# Discription

This notebook explain how to create very simple submission with lightgbm optimization.

Notebook plan:
1. Modules import.
2. Utils.
3. LGBM parameters tuning and modeling.
4. Full model training.

## 1. Modules

We use only gentelmen pack of modules: numpy, pandas, matplotlib, lightgbm and sklearn. 

In [None]:
import numpy as np
import pandas as pd
import matplotlib.pyplot as plt

from sklearn.model_selection import cross_validate


import lightgbm as lgbm

import gc
from pathlib import Path
gc.enable()

In [None]:
import warnings 
warnings.filterwarnings('ignore')

## 2. Utils

This simple utils is used to reduce memory usage. We have to use it to speed up our code if we work with huge amount of data in our dataset. 

In [None]:
def reduce_mem_usage(df):
    """ iterate through all the columns of a dataframe and modify the data type
        to reduce memory usage.        
    """
    start_mem = df.memory_usage().sum() / 1024**2
    print('Memory usage of dataframe is {:.2f} MB'.format(start_mem))
    
    for col in df.columns:
        col_type = df[col].dtype
        
        if col_type != object:
            c_min = df[col].min()
            c_max = df[col].max()
            if str(col_type)[:3] == 'int':
                if c_min > np.iinfo(np.int8).min and c_max < np.iinfo(np.int8).max:
                    df[col] = df[col].astype(np.int8)
                elif c_min > np.iinfo(np.int16).min and c_max < np.iinfo(np.int16).max:
                    df[col] = df[col].astype(np.int16)
                elif c_min > np.iinfo(np.int32).min and c_max < np.iinfo(np.int32).max:
                    df[col] = df[col].astype(np.int32)
                elif c_min > np.iinfo(np.int64).min and c_max < np.iinfo(np.int64).max:
                    df[col] = df[col].astype(np.int64)  
            else:
#                 if c_min > np.finfo(np.float16).min and c_max < np.finfo(np.float16).max:
#                     df[col] = df[col].astype(np.float16)
#                 elif

                if c_min > np.finfo(np.float32).min and c_max < np.finfo(np.float32).max:
                    df[col] = df[col].astype(np.float32)
                else:
                    df[col] = df[col].astype(np.float64)
        else:
            df[col] = df[col].astype('category')

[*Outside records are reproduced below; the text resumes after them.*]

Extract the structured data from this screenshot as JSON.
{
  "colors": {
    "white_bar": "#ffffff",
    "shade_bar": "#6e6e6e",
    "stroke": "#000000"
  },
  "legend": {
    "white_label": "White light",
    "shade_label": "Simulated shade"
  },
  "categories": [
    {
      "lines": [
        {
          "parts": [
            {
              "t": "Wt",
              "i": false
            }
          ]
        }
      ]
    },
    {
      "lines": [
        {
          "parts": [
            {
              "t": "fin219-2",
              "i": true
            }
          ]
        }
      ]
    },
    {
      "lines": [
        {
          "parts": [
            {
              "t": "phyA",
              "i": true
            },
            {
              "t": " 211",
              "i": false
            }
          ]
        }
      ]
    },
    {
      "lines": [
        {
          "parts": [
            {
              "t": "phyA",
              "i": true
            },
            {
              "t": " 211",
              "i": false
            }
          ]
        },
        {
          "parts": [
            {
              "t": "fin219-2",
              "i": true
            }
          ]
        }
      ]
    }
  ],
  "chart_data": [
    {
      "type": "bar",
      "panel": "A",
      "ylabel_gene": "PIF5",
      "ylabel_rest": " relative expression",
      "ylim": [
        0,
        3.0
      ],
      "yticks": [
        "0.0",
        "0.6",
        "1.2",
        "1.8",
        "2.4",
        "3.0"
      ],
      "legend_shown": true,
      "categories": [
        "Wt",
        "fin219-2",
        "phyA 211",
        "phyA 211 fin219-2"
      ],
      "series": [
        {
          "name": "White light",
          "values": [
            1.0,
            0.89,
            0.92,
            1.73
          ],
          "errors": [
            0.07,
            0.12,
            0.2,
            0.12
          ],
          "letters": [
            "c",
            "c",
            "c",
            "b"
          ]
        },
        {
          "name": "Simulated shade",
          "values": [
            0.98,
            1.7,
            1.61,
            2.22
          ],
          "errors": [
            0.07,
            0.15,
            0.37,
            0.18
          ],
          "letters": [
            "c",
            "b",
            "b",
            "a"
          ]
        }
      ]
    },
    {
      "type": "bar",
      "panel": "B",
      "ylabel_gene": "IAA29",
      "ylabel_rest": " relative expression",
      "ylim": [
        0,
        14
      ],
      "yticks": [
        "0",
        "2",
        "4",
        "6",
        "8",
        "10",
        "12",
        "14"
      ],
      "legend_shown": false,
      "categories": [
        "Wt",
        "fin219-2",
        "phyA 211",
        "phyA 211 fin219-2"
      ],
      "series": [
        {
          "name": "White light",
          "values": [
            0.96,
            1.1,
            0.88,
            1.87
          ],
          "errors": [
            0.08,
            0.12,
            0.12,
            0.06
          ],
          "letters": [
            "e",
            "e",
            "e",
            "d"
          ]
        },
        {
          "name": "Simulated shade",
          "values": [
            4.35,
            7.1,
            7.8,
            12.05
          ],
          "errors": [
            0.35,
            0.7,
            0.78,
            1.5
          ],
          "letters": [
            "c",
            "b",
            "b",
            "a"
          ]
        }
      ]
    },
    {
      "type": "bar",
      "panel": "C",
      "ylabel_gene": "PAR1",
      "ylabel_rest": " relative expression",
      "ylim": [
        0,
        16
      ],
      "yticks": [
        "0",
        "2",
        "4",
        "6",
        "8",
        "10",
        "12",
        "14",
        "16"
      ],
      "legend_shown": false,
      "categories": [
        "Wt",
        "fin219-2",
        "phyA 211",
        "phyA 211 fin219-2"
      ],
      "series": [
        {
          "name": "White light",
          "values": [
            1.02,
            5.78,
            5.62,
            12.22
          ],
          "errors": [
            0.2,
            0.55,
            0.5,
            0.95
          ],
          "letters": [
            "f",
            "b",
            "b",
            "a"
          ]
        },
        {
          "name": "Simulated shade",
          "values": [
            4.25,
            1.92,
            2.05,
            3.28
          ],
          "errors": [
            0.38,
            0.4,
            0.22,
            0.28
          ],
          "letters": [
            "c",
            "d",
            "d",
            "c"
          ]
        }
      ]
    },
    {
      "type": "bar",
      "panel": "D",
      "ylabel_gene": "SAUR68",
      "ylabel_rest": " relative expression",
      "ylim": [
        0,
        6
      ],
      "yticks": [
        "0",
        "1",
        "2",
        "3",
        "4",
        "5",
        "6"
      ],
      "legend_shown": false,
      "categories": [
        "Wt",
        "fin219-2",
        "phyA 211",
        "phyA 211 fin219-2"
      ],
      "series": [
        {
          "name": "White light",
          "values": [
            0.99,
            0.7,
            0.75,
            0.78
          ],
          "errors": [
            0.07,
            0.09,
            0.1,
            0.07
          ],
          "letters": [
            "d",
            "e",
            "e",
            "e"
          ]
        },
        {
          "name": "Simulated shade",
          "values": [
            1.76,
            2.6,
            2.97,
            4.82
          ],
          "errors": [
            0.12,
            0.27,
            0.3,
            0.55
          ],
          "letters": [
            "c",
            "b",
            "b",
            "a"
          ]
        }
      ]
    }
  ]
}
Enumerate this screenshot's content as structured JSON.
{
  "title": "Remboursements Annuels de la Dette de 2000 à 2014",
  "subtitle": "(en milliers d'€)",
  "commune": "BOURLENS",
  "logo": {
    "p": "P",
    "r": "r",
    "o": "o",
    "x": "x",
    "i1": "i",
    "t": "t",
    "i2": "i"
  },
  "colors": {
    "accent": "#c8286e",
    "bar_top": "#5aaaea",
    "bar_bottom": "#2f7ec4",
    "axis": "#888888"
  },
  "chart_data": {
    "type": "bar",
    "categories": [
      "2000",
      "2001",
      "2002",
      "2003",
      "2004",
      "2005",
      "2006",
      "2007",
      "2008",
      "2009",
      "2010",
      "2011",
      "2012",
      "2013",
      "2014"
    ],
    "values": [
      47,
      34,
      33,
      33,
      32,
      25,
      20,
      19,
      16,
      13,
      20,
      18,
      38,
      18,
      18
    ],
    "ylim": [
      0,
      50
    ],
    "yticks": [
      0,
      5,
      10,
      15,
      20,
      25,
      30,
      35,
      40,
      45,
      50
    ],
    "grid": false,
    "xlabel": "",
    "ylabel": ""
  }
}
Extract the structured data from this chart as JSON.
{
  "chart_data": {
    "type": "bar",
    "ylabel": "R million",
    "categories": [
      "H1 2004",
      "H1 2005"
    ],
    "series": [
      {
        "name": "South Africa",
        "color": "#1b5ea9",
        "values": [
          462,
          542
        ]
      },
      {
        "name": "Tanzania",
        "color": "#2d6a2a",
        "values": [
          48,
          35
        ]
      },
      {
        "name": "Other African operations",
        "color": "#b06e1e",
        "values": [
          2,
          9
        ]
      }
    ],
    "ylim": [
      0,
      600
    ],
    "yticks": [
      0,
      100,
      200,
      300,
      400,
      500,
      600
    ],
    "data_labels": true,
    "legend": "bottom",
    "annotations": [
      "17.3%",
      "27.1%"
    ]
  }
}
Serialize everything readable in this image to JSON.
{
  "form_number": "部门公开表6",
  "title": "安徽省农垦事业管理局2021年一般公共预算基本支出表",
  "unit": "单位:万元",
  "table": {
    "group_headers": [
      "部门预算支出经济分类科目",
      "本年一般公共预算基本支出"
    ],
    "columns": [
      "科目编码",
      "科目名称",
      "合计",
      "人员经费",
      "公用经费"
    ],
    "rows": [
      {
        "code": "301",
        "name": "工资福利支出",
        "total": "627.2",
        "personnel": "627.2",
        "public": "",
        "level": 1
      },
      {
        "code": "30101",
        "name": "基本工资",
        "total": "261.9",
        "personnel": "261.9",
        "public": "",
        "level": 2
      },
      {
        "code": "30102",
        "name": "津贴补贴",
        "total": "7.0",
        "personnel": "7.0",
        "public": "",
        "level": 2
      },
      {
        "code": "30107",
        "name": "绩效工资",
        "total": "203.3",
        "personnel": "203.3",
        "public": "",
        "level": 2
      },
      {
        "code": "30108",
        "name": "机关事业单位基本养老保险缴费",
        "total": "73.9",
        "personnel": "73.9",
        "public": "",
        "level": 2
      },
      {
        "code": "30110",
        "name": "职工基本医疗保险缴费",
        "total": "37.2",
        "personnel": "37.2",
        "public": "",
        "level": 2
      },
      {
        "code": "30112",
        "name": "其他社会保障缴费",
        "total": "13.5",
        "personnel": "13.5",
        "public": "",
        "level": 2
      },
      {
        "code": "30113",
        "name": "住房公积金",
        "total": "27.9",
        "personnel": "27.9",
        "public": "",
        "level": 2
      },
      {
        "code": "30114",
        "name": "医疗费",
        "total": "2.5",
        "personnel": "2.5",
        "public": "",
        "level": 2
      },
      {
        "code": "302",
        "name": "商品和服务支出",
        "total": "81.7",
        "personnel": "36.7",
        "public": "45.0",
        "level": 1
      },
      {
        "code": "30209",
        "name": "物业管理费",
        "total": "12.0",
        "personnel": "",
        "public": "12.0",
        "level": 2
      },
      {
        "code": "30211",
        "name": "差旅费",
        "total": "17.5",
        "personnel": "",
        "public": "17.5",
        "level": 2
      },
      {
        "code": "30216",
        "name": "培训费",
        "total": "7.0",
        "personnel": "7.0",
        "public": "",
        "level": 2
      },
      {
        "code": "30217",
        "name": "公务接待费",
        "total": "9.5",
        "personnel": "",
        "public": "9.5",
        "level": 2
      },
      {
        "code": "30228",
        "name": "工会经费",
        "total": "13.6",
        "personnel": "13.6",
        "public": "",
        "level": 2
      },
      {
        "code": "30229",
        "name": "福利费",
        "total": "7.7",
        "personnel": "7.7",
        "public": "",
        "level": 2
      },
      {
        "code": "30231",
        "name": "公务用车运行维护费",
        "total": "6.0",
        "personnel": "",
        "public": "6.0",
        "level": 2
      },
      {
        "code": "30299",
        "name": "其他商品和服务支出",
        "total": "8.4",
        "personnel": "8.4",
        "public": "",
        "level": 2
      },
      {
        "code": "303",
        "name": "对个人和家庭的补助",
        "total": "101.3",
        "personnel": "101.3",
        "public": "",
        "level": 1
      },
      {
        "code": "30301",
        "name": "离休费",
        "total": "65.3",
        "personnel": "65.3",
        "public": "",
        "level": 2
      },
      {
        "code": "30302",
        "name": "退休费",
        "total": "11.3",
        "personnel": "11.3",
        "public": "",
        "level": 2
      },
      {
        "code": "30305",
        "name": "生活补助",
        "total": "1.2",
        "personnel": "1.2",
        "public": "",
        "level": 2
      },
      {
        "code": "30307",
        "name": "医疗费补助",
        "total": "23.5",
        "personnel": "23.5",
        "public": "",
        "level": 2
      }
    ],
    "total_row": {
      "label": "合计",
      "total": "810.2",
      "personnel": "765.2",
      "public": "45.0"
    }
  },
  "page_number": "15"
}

    end_mem = df.memory_usage().sum() / 1024**2
    print('Memory usage after optimization is: {:.2f} MB'.format(end_mem))
    print('Decreased by {:.1f}%'.format(100 * (start_mem - end_mem) / start_mem))
    
    return df

## 3. LGBM parameters tuning and modeling.

All machine learning algorithms have different paramters which can seriously affect to final score. To test LGBM pramters we will use small amout of data to seed up our simlpe research.  

First cell is used to create data frames to training and grid search optimization.

In [None]:
data_dir = Path('../input/tabular-playground-series-oct-2021/')

# this constant depend amount of our experiment data amount
small_amout = 500000

df_train = pd.read_csv(
    data_dir / "train.csv",
    index_col='id',
    nrows=small_amout, 
)

df_train = reduce_mem_usage(df_train)

FEATURES = df_train.columns[:-1]
TARGET = df_train.columns[-1]

X = df_train.loc[:, FEATURES]
y = df_train.loc[:, TARGET]

seed = 0
fold = 5

The second cell contains the example code: how we can train our lgbm-model and diplay results. 

In [None]:
'''model_lgbm = lgbm.LGBMClassifier(
    num_iterations=100,
    objective = "binary",
    num_leaves= 31,
    feature_pre_filter = False
    )
def score(X, y, model_lgbm, cv):
    scoring = ["roc_auc"]
    scores = cross_validate(
        model_lgbm, X, y, scoring=scoring, cv=cv, return_train_score=True
    )
    scores = pd.DataFrame(scores).T
    return scores.assign(
        mean = lambda x: x.mean(axis=1),
        std = lambda x: x.std(axis=1),
    )

scores = score(X, y, model_lgbm, cv=fold)
display(scores)
'''

This cell contains greed search code. We work only with a few parametrs:
*  max_depth
*  num_iterations

All parametrs describe [here](https://lightgbm.readthedocs.io/en/latest/Parameters.html).

In [None]:
'''
def score(X, y, model_lgbm, cv):
    scoring = ["roc_auc"]
    scores = cross_validate(
        model_lgbm, X, y, scoring=scoring, cv=cv, return_train_score=True
    )
    scores = pd.DataFrame(scores).T
    return scores.assign(
        mean = lambda x: x.mean(axis=1),
        std = lambda x: x.std(axis=1),
    )

test_roc_auc_row = []

for num_iter in range(90, 301, 40):
    for max_d in range (4, 8, 1):
        model_lgbm = lgbm.LGBMClassifier(
        num_iterations=num_iter,
        objective = "binary",
        feature_pre_filter = False,
        max_depth = max_d
        )

        res = {}
        res['num_iter'] = num_iter
        res['max_depth'] = max_d
        scores = score(X, y, model_lgbm, cv=fold)
        res['test_roc_auc'] = scores.loc['test_roc_auc','mean']
        print(num_iter, max_d, res['test_roc_auc'])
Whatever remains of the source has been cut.